Ludwig van Beethoven


A break in history

Symphony No. 3 in E flat major, Op. 55 "Eroica"
Bamberg Symphony Orchestra
Conductor: Joseph Keilberth

Teatro Colón, April 3, 1962.

Symphony No. 3 in E flat major, Op. 55 "Eroica" is one of the most important works in the history of music. It was composed in 1803, but its premiere was not until two years later, in 1805, in Vienna. This symphony (in strictly musical terms) is almost as well known as the history of its name, and it highlights both Beethoven's genius and his deep convictions.

Daniel Barenboim, an undisputed reference in Beethoven's repertoire, said of the “Eroica”: "I doubt very much that, in all the history of art, there has been such a significant leap forward in such a short time". “Eroica” is a musical equivalent to the arrival to the moon, a milestone that not only affects the environment in which it was conceived, but also other human manifestations. This symphony captures, and somehow initiates, the romantic aesthetic and tradition of the great symphonies. The dimensions (in temporal and sound terms) plus the expressive freedoms that Beethoven took, completely without precedent, make this work a true foundational pillar of the Romantic period.

From the impetuous development of the first movement, through the funeral march of the second and the vigorous scherzo of the third, to the final movement that functions as a corollary to the monumental work, Beethoven manages to write a true declaration of aesthetic and ideological principles.

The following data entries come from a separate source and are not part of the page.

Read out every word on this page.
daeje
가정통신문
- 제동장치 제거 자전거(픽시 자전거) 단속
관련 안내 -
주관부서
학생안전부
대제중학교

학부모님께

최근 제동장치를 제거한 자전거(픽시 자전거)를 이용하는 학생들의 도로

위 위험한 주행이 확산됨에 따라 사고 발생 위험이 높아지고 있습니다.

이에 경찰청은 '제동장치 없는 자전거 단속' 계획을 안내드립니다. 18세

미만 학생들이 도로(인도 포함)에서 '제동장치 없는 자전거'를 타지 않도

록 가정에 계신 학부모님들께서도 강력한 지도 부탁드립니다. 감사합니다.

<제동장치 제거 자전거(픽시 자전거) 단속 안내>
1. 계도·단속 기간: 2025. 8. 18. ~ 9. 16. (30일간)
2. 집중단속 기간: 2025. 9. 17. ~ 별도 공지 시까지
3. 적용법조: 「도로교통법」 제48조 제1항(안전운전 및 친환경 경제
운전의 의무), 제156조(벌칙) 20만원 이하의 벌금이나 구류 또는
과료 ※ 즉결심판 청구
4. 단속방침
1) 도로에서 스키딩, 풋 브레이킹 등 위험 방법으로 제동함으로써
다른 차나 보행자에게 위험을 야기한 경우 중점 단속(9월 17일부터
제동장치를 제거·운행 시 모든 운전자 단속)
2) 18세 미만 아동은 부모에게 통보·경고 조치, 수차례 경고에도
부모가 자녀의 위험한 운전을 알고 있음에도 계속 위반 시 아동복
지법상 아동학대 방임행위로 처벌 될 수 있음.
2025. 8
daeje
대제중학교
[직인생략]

In the composer's life, this work was a strong symbol of overcoming, since he may have been going through one of the darkest moments of his life. This situation can be seen in his so-called "Heiligenstadt Testament", a letter (never sent) that he wrote to his brothers at the end of 1802 openly declaring his desire to put an end to his life, which had been hit by the advance of deafness among other tragedies.

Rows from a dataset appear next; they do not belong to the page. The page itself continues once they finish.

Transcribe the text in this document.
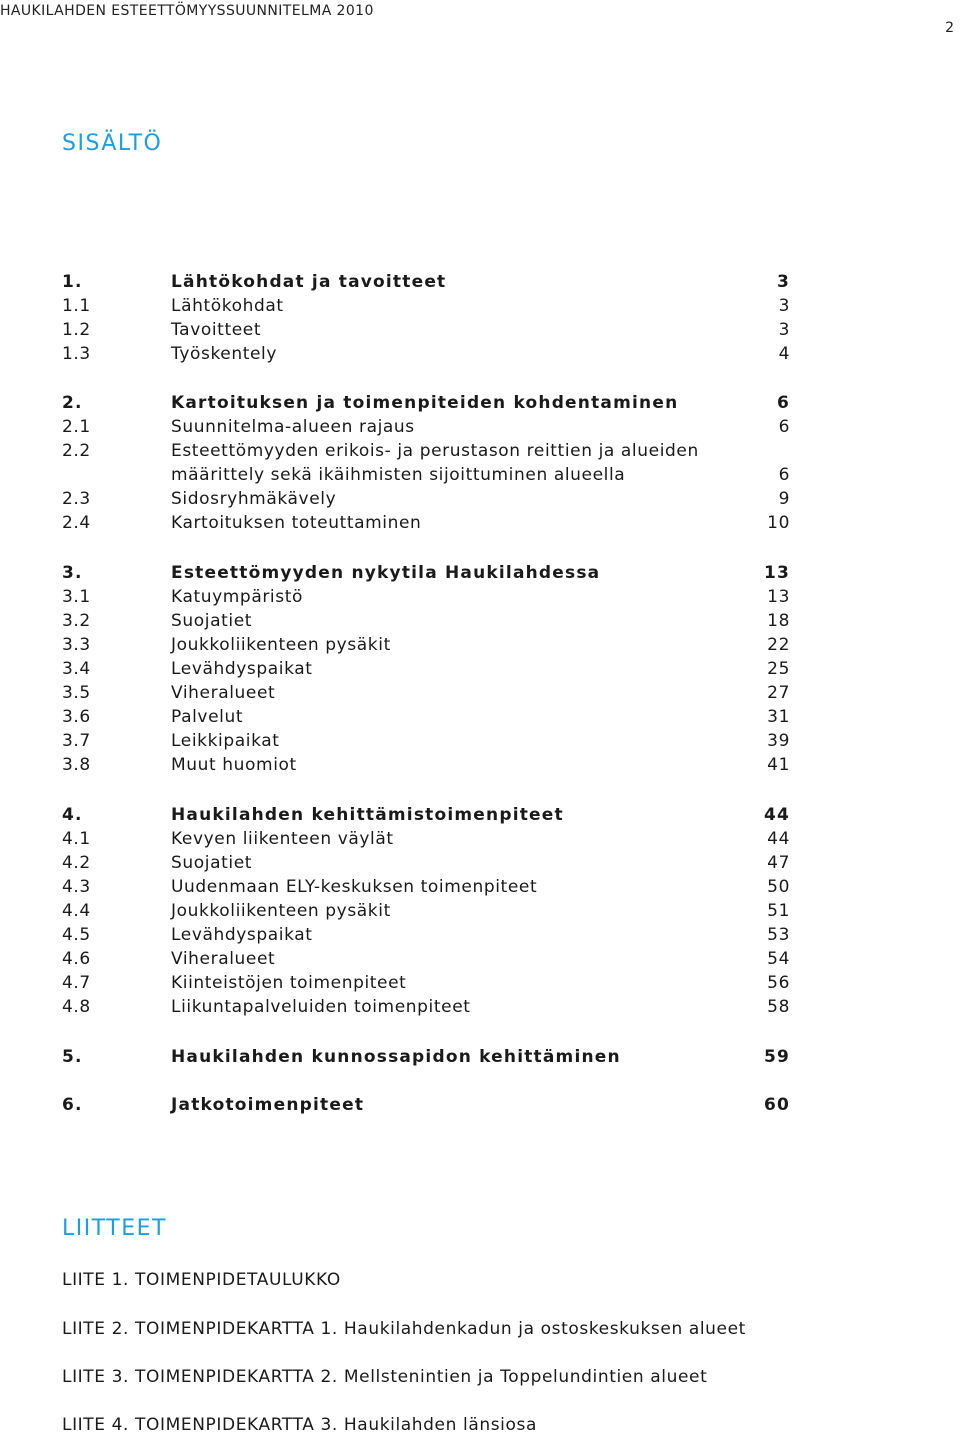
HAUKILAHDEN ESTEETTÖMYYSSUUNNITELMA 2010
2
SISÄLTÖ
1.	Lähtökohdat ja tavoitteet	3
1.1	Lähtökohdat	3
1.2	Tavoitteet	3
1.3	Työskentely	4
2.	Kartoituksen ja toimenpiteiden kohdentaminen	6
2.1	Suunnitelma-alueen rajaus	6
2.2	Esteettömyyden erikois- ja perustason reittien ja alueiden
määrittely sekä ikäihmisten sijoittuminen alueella	6
2.3	Sidosryhmäkävely	9
2.4	Kartoituksen toteuttaminen	10
3.	Esteettömyyden nykytila Haukilahdessa	13
3.1	Katuympäristö	13
3.2	Suojatiet	18
3.3	Joukkoliikenteen pysäkit	22
3.4	Levähdyspaikat	25
3.5	Viheralueet	27
3.6	Palvelut	31
3.7	Leikkipaikat	39
3.8	Muut huomiot	41
4.	Haukilahden kehittämistoimenpiteet	44
4.1	Kevyen liikenteen väylät	44
4.2	Suojatiet	47
4.3	Uudenmaan ELY-keskuksen toimenpiteet	50
4.4	Joukkoliikenteen pysäkit	51
4.5	Levähdyspaikat	53
4.6	Viheralueet	54
4.7	Kiinteistöjen toimenpiteet	56
4.8	Liikuntapalveluiden toimenpiteet	58
5.	Haukilahden kunnossapidon kehittäminen	59
6.	Jatkotoimenpiteet	60
LIITTEET
LIITE 1. TOIMENPIDETAULUKKO
LIITE 2. TOIMENPIDEKARTTA 1. Haukilahdenkadun ja ostoskeskuksen alueet
LIITE 3. TOIMENPIDEKARTTA 2. Mellstenintien ja Toppelundintien alueet
LIITE 4. TOIMENPIDEKARTTA 3. Haukilahden länsiosa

The story goes that Beethoven originally thought of dedicating Symphony No. 3 to Napoleon Bonaparte, with whom he shared his ideals and struggle against tyranny. Ferdinand Ries (a student of Beethoven at the time) wrote that when Bonaparte proclaimed himself emperor, the composer tore up the sheet of paper with the dedication. Finally, the phrase that opens the score is "Heroic Symphony, composed to celebrate the memory of a great man".